Wenn man sich der textlichen Eigengratulation einmal ausgesetzt hat, hilft es nur noch, das Booklet wegzuwerfen und die Sprachkenntnisse abzuschalten. Wer es schafft, sich nur auf die Musik zu konzentrieren, kann das Album nämlich ganz anders erleben und – bitte jetzt staunen – auch genießen. Nicht jeder Song, der hier zu finden ist, ist wirklich gut – aber die, die es sind, sind dafür richtig gut. „London Bridge“ ist ein ganz fieser Ohrwurm, mit verquerem und absolut unwiderstehlichem Rhythmus. „Pedestal“ hat einen wunderbar schleppenden Beat und kriecht mit Melodie und schrägem Keyboard-Gestotter aus den Boxen. Auch „Clumsy“ setzt sich fest: Computerklicken trifft fünfziger Jahre Little-Richard-Samples.
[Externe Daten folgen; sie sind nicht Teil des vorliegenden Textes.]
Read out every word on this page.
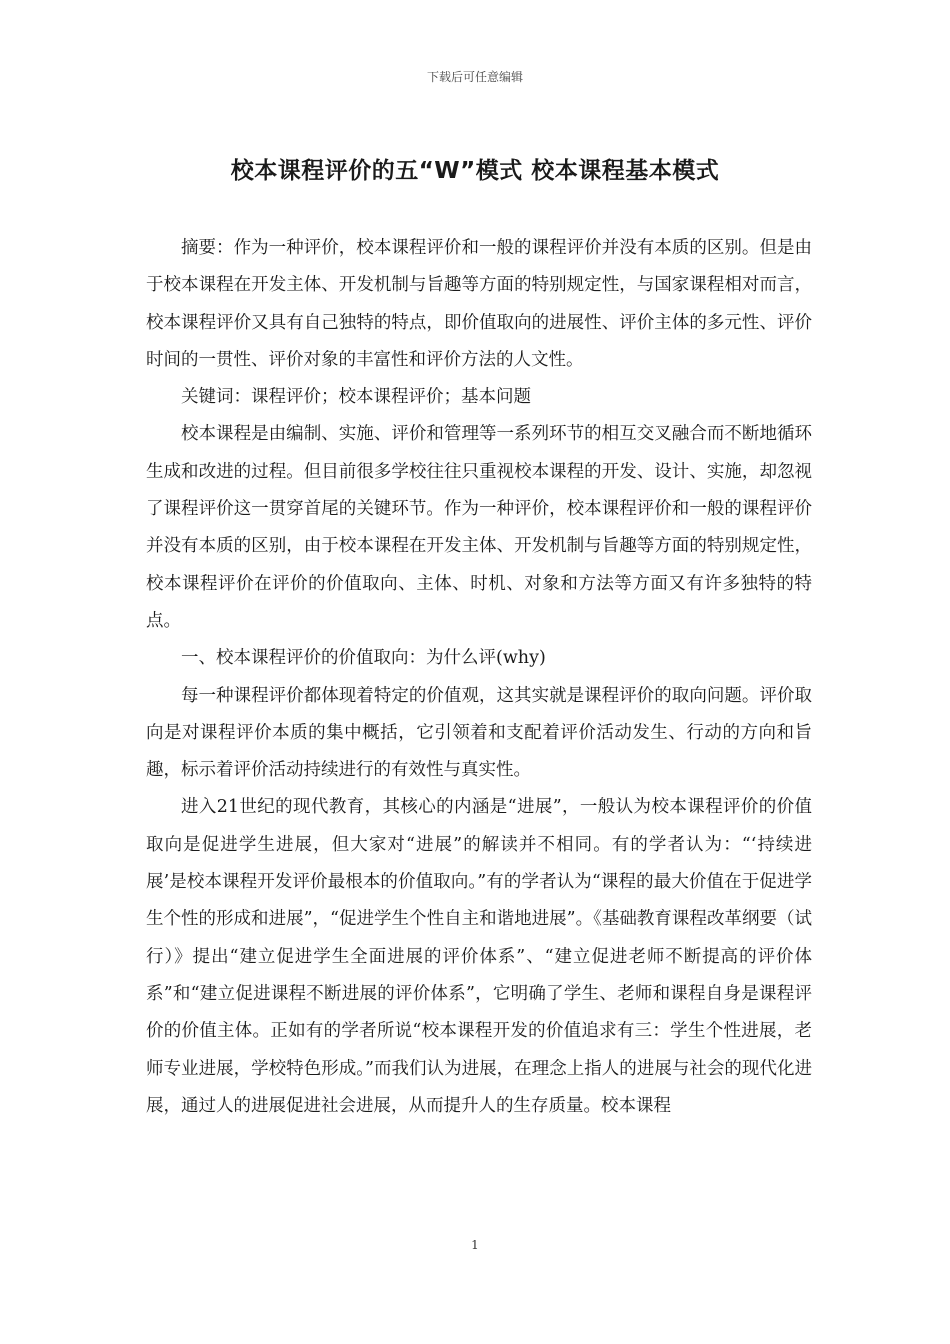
下载后可任意编辑
校本课程评价的五“W”模式 校本课程基本模式

摘要：作为一种评价，校本课程评价和一般的课程评价并没有本质的区别。但是由于校本课程在开发主体、开发机制与旨趣等方面的特别规定性，与国家课程相对而言，校本课程评价又具有自己独特的特点，即价值取向的进展性、评价主体的多元性、评价时间的一贯性、评价对象的丰富性和评价方法的人文性。

关键词：课程评价；校本课程评价；基本问题

校本课程是由编制、实施、评价和管理等一系列环节的相互交叉融合而不断地循环生成和改进的过程。但目前很多学校往往只重视校本课程的开发、设计、实施，却忽视了课程评价这一贯穿首尾的关键环节。作为一种评价，校本课程评价和一般的课程评价并没有本质的区别，由于校本课程在开发主体、开发机制与旨趣等方面的特别规定性，校本课程评价在评价的价值取向、主体、时机、对象和方法等方面又有许多独特的特点。

一、校本课程评价的价值取向：为什么评(why)

每一种课程评价都体现着特定的价值观，这其实就是课程评价的取向问题。评价取向是对课程评价本质的集中概括，它引领着和支配着评价活动发生、行动的方向和旨趣，标示着评价活动持续进行的有效性与真实性。

进入21世纪的现代教育，其核心的内涵是“进展”，一般认为校本课程评价的价值取向是促进学生进展，但大家对“进展”的解读并不相同。有的学者认为：“‘持续进展’是校本课程开发评价最根本的价值取向。”有的学者认为“课程的最大价值在于促进学生个性的形成和进展”，“促进学生个性自主和谐地进展”。《基础教育课程改革纲要（试行）》提出“建立促进学生全面进展的评价体系”、“建立促进老师不断提高的评价体系”和“建立促进课程不断进展的评价体系”，它明确了学生、老师和课程自身是课程评价的价值主体。正如有的学者所说“校本课程开发的价值追求有三：学生个性进展，老师专业进展，学校特色形成。”而我们认为进展，在理念上指人的进展与社会的现代化进展，通过人的进展促进社会进展，从而提升人的生存质量。校本课程

1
Musikalisch wird viel Terrain abgedeckt – als hätte Fergie sich im Plattenladen umgesehen, was es denn überhaupt alles gibt. Es gibt Retrosoul („Here I Come“, mit Temptations-Sample), unterkühlten Hiphop („Fergalicious“), geschmeidigen Mainstream-Pop („Velvet“), und eine Nummer mit Rita Marley und den I-Three’s, die Reggae, Ska-Punk und Scatgesang vereint (die Kifferode „Mary Jane Shoes“). Als Faustregal darf hierbei gelten, daß die Platte bei „Here I Come“ gerne hätte enden dürfen, weil sie sich danach in wenig erbaulichen Belanglosigkeiten verliert und immer erratischer – und vor allem: immer länger! – wird. Es gibt einen Bonustrack (mit den Black Eyed Peas), und danach dann noch einen Hidden Track, aber nichts davon hätte die Welt wirklich gebraucht.
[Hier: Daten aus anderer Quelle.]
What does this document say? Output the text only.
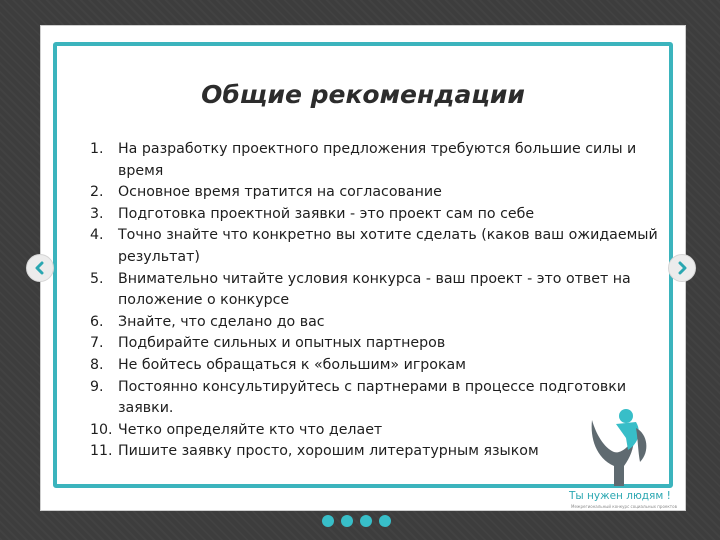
Общие рекомендации
1. На разработку проектного предложения требуются большие силы и время
2. Основное время тратится на согласование
3. Подготовка проектной заявки - это проект сам по себе
4. Точно знайте что конкретно вы хотите сделать (каков ваш ожидаемый результат)
5. Внимательно читайте условия конкурса - ваш проект - это ответ на положение о конкурсе
6. Знайте, что сделано до вас
7. Подбирайте сильных и опытных партнеров
8. Не бойтесь обращаться к «большим» игрокам
9. Постоянно консультируйтесь с партнерами в процессе подготовки заявки.
10. Четко определяйте кто что делает
11. Пишите заявку просто, хорошим литературным языком
Ты нужен людям !
Межрегиональный конкурс социальных проектов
Was machen wir also mit Fergie? Empfehlen wir eine CD, auf der 3 grandiose Songs sind, 4 gute und 7 absolut belanglose? Empfehlen wir eine CD, deren Texte eitler und banaler nicht sein könnten? Ja, tun wir, mit zugekniffenem Auge und dem Wissen, daß man die Texte ignorieren kann. Es muß ja nicht immer alles der große Wurf sein.

Übrigens: In der Piano-und-Streicher-Ballade „Finally“ verrät uns Fergie ganz hinten auf der CD, daß sie schon als kleines Kind immer einen Traum hatte – sie wollte Aschenputtel sein. Ehrlich, Fergie, alles andere hätte uns überrascht.

Dieser Text erschien zuerst am 27.9.2006 bei Fritz!/Salzburger Nachrichten.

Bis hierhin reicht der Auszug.